Mel (en réalité Mélanie) Bonis n’est maintenant plus tout à fait cette « compositrice injustement oubliée » d’il y a quelques années. Les deux pièces de ce CD ne sont certes pas ses plus caractéristiques, et ne suffiraient pas, comme par exemple ses Femmes de légendes, pour s’en tenir au répertoire pianistique, à assurer la gloire de leur autrice. Il n’empêche : si l’ambition n’est pas la même, la Habanera est d’une délicatesse et d’une élégance remarquables, et Les Gitanos d’un chic et d’une entraînante bonne humeur. La nostalgie de la Seguidilla à l’Alameda de Séville de Vincent d’Indy succède de façon tout à fait bienvenue. Ici l’Espagne est plus suggérée qu’imitée, à l’inverse de ce qui suit, les trois Nouvelles danses espagnoles de Moritz Moszkowski, un compositeur qui n’a aucune origine en Espagne, n’y a jamais vécu, mais dont le nom est presque exclusivement lié à des espagnolades. Ces pièces sont assez attendues, mais ne manquent ni de charme ni d’humour. Peut-être auraient-elles pu être plus ramassées : la variété des idées musicales n’est sans doute pas tout à fait suffisante pour ce presque quart d’heure de musique...
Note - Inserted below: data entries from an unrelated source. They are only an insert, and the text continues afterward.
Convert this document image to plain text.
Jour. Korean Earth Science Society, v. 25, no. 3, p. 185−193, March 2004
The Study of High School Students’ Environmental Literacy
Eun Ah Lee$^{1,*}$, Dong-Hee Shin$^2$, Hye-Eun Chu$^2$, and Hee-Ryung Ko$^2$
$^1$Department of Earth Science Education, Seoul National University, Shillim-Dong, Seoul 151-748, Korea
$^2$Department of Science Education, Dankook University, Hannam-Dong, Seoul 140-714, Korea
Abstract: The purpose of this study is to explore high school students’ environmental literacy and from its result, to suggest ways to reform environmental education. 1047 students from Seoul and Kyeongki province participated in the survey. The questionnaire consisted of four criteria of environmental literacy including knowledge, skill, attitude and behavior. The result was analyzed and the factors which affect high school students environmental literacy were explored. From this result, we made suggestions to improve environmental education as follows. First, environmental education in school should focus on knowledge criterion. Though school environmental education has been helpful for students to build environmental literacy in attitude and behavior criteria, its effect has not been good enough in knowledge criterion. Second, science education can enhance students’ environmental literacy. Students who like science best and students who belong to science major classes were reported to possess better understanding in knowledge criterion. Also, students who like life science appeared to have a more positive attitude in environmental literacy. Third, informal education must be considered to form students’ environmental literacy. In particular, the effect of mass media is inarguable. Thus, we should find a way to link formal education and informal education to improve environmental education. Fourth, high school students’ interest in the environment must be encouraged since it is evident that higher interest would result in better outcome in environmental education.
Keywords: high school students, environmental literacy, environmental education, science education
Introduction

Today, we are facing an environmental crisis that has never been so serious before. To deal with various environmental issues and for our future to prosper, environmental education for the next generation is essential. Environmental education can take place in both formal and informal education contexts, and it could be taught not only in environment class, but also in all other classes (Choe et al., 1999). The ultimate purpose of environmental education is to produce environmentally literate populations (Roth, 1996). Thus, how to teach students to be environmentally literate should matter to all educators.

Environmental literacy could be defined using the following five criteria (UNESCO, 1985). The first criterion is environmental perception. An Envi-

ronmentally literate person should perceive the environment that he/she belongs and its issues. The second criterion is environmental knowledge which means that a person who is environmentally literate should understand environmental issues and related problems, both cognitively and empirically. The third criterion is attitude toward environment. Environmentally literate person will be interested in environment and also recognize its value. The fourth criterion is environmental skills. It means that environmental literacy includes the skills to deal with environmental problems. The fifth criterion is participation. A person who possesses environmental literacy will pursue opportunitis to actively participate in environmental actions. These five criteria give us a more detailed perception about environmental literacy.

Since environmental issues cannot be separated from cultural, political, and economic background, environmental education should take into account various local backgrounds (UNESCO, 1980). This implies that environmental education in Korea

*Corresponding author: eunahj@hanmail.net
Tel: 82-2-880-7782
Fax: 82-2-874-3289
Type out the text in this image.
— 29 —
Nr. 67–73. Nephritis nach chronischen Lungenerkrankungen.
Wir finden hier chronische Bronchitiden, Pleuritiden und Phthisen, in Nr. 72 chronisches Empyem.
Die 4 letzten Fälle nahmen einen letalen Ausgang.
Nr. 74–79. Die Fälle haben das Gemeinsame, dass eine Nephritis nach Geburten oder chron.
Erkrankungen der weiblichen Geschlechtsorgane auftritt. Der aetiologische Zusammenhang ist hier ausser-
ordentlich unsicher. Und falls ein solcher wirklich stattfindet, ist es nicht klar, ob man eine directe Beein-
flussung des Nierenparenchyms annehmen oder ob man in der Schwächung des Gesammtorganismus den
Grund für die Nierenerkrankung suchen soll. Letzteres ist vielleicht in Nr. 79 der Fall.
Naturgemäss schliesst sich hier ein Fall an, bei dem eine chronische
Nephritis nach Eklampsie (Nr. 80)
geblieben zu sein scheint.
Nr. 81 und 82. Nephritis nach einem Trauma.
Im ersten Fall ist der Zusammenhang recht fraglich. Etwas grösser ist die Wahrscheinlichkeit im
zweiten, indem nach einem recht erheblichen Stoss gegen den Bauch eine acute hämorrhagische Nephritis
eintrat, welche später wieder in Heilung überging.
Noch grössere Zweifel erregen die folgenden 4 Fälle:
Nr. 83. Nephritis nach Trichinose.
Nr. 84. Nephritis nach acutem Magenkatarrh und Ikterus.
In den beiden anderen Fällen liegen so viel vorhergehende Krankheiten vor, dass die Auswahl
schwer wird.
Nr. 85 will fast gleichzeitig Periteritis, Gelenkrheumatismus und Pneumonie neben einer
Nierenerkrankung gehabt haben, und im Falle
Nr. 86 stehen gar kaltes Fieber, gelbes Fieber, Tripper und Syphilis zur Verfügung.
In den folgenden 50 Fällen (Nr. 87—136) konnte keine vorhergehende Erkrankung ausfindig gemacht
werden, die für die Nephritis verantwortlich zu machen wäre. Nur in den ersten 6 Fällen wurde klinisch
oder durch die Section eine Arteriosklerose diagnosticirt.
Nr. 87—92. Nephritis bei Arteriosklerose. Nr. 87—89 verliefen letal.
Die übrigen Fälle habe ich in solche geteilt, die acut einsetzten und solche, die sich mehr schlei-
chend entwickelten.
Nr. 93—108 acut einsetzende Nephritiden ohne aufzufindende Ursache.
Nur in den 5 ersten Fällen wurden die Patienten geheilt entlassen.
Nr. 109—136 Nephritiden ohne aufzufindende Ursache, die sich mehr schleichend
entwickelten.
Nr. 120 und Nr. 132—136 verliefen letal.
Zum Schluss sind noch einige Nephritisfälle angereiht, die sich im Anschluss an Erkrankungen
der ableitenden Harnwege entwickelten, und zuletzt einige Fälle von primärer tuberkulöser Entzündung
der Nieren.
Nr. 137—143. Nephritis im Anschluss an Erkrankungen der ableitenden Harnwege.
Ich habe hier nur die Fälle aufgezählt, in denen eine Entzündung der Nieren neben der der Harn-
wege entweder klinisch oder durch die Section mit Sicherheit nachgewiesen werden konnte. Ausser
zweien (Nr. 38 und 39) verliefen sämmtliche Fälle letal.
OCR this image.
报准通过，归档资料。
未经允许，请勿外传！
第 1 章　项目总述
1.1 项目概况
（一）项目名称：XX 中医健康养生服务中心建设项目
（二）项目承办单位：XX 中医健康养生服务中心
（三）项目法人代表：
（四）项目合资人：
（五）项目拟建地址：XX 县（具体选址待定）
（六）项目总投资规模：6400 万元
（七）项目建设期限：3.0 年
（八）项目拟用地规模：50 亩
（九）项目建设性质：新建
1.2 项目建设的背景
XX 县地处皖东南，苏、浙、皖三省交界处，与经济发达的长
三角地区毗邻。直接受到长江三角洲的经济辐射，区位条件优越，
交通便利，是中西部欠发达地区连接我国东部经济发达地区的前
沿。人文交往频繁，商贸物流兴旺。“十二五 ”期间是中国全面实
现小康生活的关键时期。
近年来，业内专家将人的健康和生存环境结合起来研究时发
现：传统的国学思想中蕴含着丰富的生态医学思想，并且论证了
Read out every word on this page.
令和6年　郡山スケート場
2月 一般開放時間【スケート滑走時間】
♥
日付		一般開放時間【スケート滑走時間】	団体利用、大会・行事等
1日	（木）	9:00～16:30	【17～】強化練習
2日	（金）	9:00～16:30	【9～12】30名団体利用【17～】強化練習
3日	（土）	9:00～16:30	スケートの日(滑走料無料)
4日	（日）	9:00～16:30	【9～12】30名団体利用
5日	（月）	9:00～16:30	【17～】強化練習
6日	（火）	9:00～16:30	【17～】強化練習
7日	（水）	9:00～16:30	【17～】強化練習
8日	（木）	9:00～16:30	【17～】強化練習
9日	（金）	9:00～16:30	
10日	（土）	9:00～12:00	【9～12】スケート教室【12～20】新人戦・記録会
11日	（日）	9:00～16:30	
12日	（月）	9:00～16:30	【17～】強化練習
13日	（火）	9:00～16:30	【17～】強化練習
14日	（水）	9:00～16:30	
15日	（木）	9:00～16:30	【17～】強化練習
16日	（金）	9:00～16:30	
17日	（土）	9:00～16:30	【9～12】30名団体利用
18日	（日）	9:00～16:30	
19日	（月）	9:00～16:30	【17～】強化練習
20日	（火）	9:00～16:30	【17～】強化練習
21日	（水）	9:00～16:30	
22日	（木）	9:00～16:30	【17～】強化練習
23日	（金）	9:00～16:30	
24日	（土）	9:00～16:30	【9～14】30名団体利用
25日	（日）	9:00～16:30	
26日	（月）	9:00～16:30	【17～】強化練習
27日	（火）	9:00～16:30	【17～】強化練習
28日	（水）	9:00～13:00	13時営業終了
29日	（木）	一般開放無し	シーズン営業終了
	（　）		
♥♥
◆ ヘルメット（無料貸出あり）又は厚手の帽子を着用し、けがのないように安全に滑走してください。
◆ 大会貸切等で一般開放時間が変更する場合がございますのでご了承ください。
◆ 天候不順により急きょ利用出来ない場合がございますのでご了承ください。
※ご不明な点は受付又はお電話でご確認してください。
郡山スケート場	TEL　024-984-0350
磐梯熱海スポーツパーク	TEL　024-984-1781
La Suite Dolly, de Gabriel Fauré, se termine par un pétillant éclat de rire : Le Pas espagnol, en hommage à Emmanuel Chabrier. La transition était donc toute trouvée pour terminer ce CD en beauté, avec la célébrissime España de ce dernier, absolument irrésistible avec ses deux thèmes caractérisés (une jota aragonaise vive et éclatante, une malagueña andalouse languissante et galante). Son succès est resté intact depuis presque un siècle et demi !

Hervé Billaut et Guillaume Coppola donnent de toutes ces pièces une interprétation solide, charpentée, volontiers percussive, mais avec beaucoup de finesse et de sensibilité. Il s’en dégage une impression de puissance, que viennent heureusement colorer des contrastes très expressifs. Les différents registres sont bien équilibrés et la lisibilité n’est jamais prise en défaut, notamment grâce à l’excellente articulation des passages les plus volatiles.

De tout l’album, la Rapsodie espagnole est à mettre à part ; c’est un véritable bijou qui doit nous transporter dans des contrées bien plus lointaines que de l’autre côté des Pyrénées. Tout l’art de Ravel, ici comme ailleurs, est dans le non-dit. On peut ici apprécier le mystère et les couleurs oniriques que lui donnent Hervé Billaut et Guillaume Coppola.

Voilà donc un enregistrement qui s’écoute avec beaucoup de plaisir, et nous propose des interprétations abouties d’œuvres d’un intérêt inégal mais toujours réel, dans un programme construit avec un souci de variété malgré la couleur « espagnole » de chaque pièce.